What is the Best Age to Adopt a Dog?
It seems like every little kid who wants a dog will beg for a puppy. This is likely because puppies are cute and childlike. But you should know that puppies don’t stay puppies for long. By the end of their first year, most puppies have grown into dogs.
Also, puppies are a handful. They have a lot of dangerous curiosity. Puppies will dig, chew, and sniff all sorts of things, including objects, foods, and animals that may harm them. They need nearly constant monitoring, or else you could find yourself rushing your unlucky pup to the emergency vet!
However, puppies are much easier to train than adult dogs. And their curiosity and lack of experience makes it easy to socialize them and get them used to any unique sounds or experiences that are a part of your environment. Of course, the flipside of this is that if you don’t effectively socialize and train your puppy you could wind up with a nervous, unruly dog (possibly a dangerous combination).
And do know that a “puppy” is a dog that’s at least 8 weeks old. The best age to adopt a dog is always beyond 8 weeks old. Those first 8 weeks are a critical time in a puppy’s development, and they need to be with their mother and littermates during that time. That’s how a dog learns how to interact with other animals and people. Playing and interacting with their siblings and mother teaches them how to read and send social signals, how to keep from biting and hurting others, how to respect dominance, and other such critical dog skills.
A lot of adult dogs get passed by for the puppies at shelters, which is a shame as adulthood could be the best age to adopt a dog at!
Adult dogs have already lived with people before, so they usually already know how to behave. They’re housebroken, know how to treat people, are used to common sounds, and may even have basic training (sit, stay, come). They’re also not as crazily curious and energetic as puppies, so they can be easier to handle.

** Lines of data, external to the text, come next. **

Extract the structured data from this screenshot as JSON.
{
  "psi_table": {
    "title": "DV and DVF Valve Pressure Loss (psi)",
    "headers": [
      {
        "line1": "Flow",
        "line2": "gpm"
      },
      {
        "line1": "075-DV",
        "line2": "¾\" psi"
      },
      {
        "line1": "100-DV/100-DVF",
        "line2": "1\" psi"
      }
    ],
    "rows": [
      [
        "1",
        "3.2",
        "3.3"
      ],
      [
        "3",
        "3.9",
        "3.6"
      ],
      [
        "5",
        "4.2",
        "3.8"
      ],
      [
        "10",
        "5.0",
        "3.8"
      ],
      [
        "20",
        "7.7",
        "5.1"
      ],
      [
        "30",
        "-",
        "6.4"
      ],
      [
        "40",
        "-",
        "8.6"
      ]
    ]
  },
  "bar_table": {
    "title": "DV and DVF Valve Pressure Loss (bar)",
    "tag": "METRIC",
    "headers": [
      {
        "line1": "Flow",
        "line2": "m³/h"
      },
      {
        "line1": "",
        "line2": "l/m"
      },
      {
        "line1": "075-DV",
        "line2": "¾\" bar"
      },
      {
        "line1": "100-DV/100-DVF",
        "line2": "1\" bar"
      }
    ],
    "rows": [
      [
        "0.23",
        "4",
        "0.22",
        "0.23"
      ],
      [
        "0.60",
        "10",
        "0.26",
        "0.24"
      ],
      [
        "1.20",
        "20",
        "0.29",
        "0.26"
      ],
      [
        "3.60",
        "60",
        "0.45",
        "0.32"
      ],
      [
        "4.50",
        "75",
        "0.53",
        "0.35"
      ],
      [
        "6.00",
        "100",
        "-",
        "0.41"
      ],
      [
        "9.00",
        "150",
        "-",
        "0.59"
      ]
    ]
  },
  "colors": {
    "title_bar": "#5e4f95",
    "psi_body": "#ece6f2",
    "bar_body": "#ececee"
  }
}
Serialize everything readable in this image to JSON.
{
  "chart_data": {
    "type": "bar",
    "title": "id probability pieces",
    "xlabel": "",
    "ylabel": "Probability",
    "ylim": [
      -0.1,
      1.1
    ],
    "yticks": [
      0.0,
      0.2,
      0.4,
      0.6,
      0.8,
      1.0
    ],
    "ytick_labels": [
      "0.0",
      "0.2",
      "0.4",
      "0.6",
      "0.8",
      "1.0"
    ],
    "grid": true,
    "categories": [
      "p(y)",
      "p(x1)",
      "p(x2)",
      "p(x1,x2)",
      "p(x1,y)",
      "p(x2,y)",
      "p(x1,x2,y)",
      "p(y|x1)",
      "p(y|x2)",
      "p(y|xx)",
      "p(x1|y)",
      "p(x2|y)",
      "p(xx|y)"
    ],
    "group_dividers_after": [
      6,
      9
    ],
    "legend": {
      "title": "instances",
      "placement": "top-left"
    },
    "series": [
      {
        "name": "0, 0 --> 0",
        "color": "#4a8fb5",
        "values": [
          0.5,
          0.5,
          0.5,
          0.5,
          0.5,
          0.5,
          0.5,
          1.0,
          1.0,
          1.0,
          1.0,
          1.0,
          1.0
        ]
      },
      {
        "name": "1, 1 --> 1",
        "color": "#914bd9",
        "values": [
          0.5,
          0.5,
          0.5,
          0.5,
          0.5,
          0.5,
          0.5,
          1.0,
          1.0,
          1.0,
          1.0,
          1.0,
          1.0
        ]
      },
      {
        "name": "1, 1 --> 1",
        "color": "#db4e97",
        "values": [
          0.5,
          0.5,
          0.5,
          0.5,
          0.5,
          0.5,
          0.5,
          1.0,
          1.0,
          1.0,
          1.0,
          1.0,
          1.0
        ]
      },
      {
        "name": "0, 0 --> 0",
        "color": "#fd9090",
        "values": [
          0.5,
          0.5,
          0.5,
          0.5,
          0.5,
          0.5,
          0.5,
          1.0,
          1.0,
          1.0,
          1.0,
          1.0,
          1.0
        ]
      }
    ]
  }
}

However, there are some potential cons to adopting an adult dog. First of all, you may not know what the dog’s life was like before it was taken in by the pound, shelter, or rescue that you found it in. It could have been abused or poorly socialized. As a result, there may be some behavioral issues you’ll need to work through.
People often seem to forget about homeless senior dogs. Just because you may not have as much time to enjoy with a senior dog shouldn’t stop you from adopting it! Senior dogs are often just as willing to play as a younger dog, and they’re definitely as loving! They’re just a little mellower. Besides, you don’t know how long a dog will live. A dog named Bluey lived to be 29 years old! The only possible cons to adopting an older dog are health concerns, but many dogs live through their later years without a single health issue! Old age could be the best age to adopt a dog for your family!
What age would you prefer to adopt a dog at?